Para qué sirve esta puñetera austeridad

Fernando Ónega
Fernando Ónega DESDE LA CORTE

OPINIÓN

Juraría que en el último debate parlamentario le escuché al señor Rajoy que las cuentas iban tan bien, que ya disponíamos de 20.000 millones de euros para ir quitando deuda. Así que aquello me animó mucho, escribí unas líneas de elogio hacia estos buenos administradores que las urnas nos han dado, y hasta me dispuse a perdonar las austeridades que me han impuesto. Si por el mero sacrificio de prescindir de algún capricho (seguramente algún vicio) contribuyo al saneamiento de las cuentas de mi país, ¿cómo no sentirme complacido por los resultados?

Pero de pronto me entró la duda: ¿lo habré soñado? ¿Habré soñado que Rajoy dijo eso de los 20.000 millones en un debate que ni siquiera se celebró y en un Parlamento que ni siquiera existe? Dios mío, no lo descarto. No lo puedo descartar, porque ayer mismo este diario publicaba que la deuda, en vez de bajar 20.000 millones de euros, resulta que aumentó el doble de esa cantidad. Solo en el último trimestre. Incluso estamos por encima de la media europea. Nuestro Estado, es decir, todos nosotros, debemos más que ninguna generación de las que nos han precedido. Esto es tremendo: ¿cómo le van a salir las cuentas a Montoro para tener el detalle de bajarnos los impuestos? ¡De ninguna forma! ¿Cómo no van a pensar en quitarles competencias a los municipios pequeños? ¡Hay que pagar el agujero antes de que se haga más grande! ¡Nos van a dar a todos un pico y una pala para tapar el agujero! Lo que no sabemos es con qué.

Hasta aquí, la parte sentimental. A partir de aquí, la reflexión política: no nos están engañando, ¿verdad? Este Gobierno no habla de brotes verdes para no parecerse a Zapatero y no crear ilusiones artificiales y vanas, pero lo está haciendo de otra forma: diciéndonos que su política está dando resultados, y la verdad es que el déficit público sigue desbocado y el aumento de la deuda está comiendo lo que se ahorra en los intereses. Algo falla en el gasto público. Algo falla en la exigente filosofía de Rajoy, porque está gastando más de lo que tiene.

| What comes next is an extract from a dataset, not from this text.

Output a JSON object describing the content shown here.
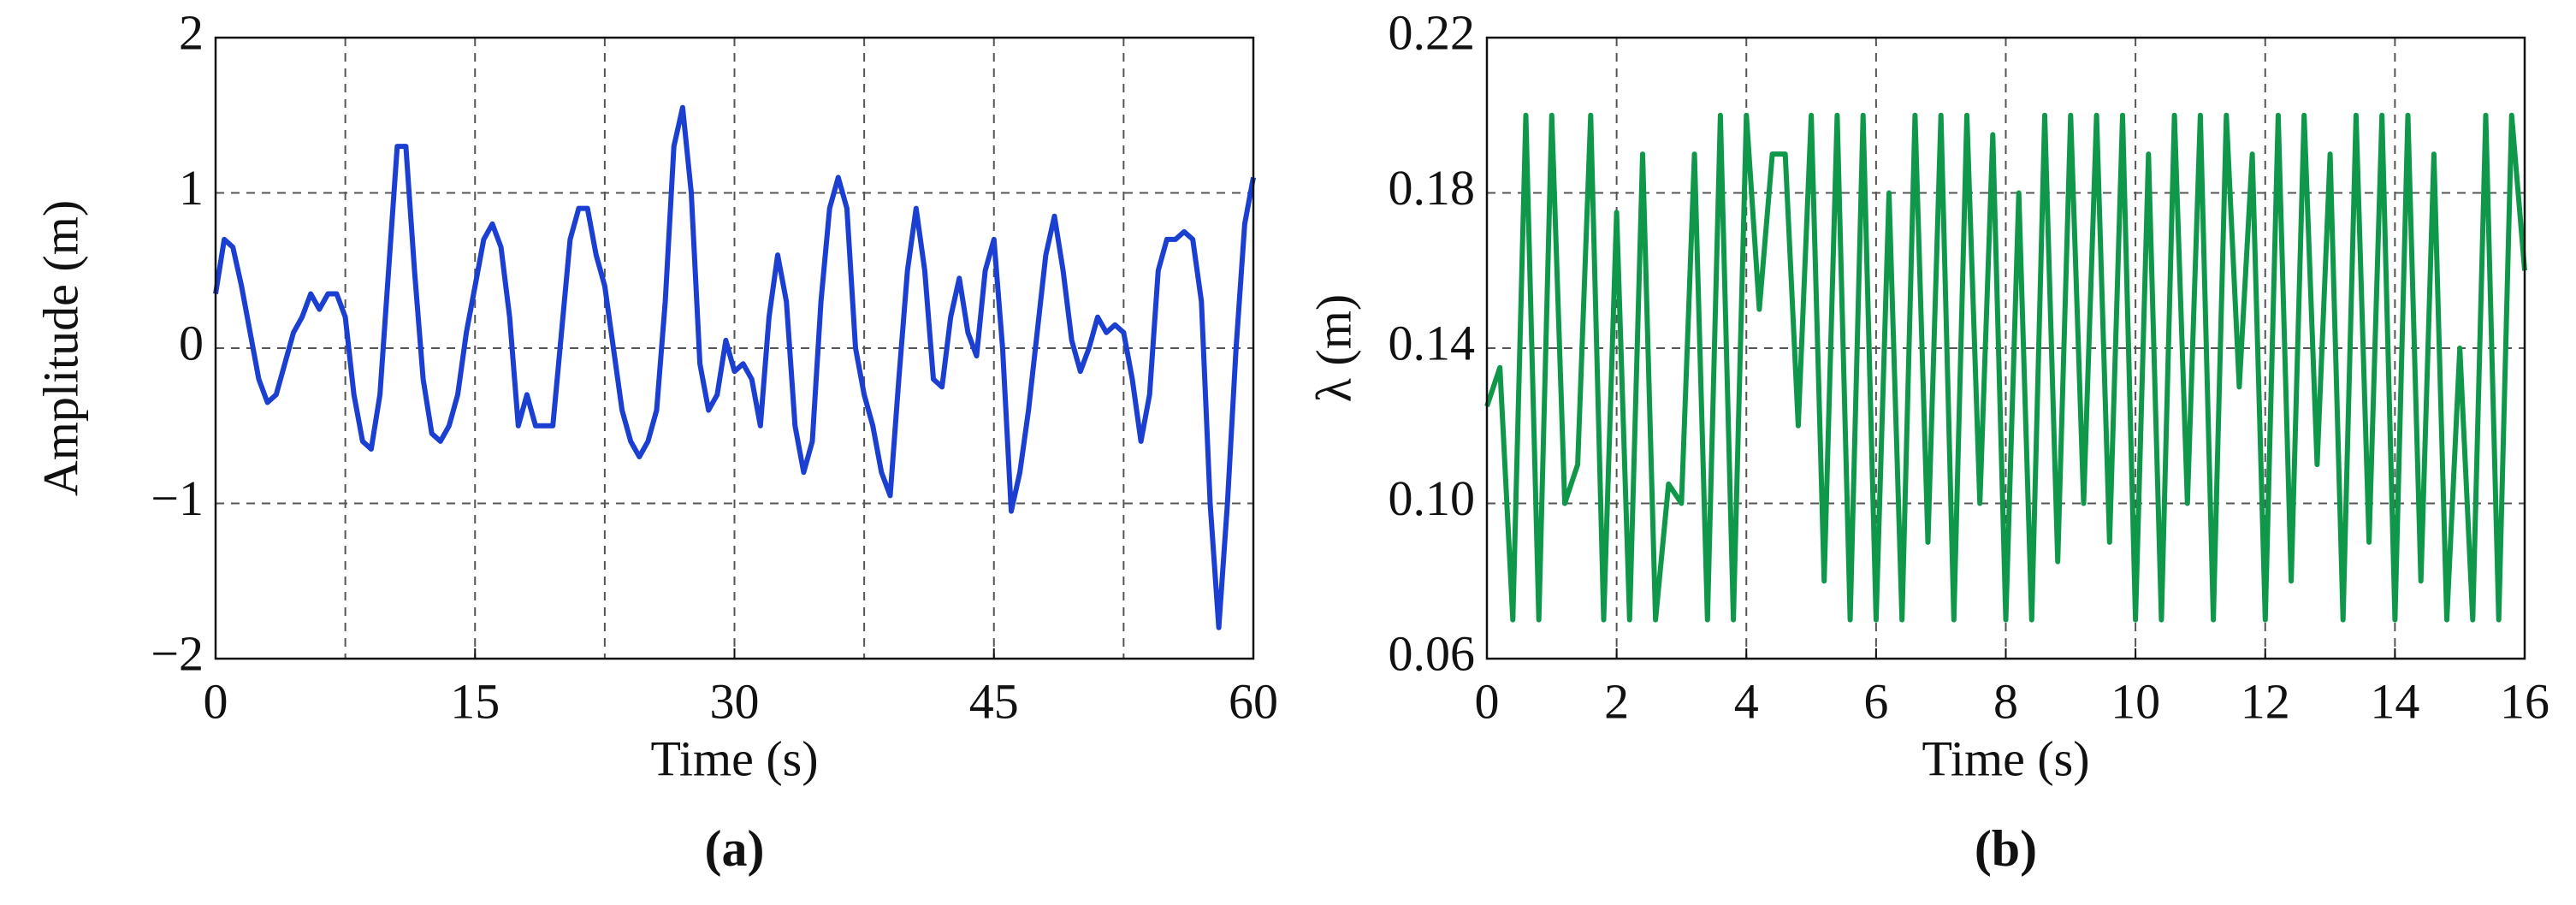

Y algo falla, desde luego, en la información y en la exigencia de explicaciones, que debería hacer la oposición, que parece extasiarse descubriendo obispos y sotanas detrás del ministro Wert.

Quiero pensar que ese incremento de la deuda es coyuntural; que vendrá este segundo trimestre y con los ingresos de la recaudación del IRPF volverá a bajar; que llegará el tercer trimestre y con el impuesto de sociedades y el gasto de los turistas bajará un poco más. Como no sea así, habrá que empezar a preguntar en serio tres pequeñísimas cosas: por qué nos engañan; adónde se fue el dinero de los recortes y del ahorro público, y de qué ha servido esta puñetera austeridad.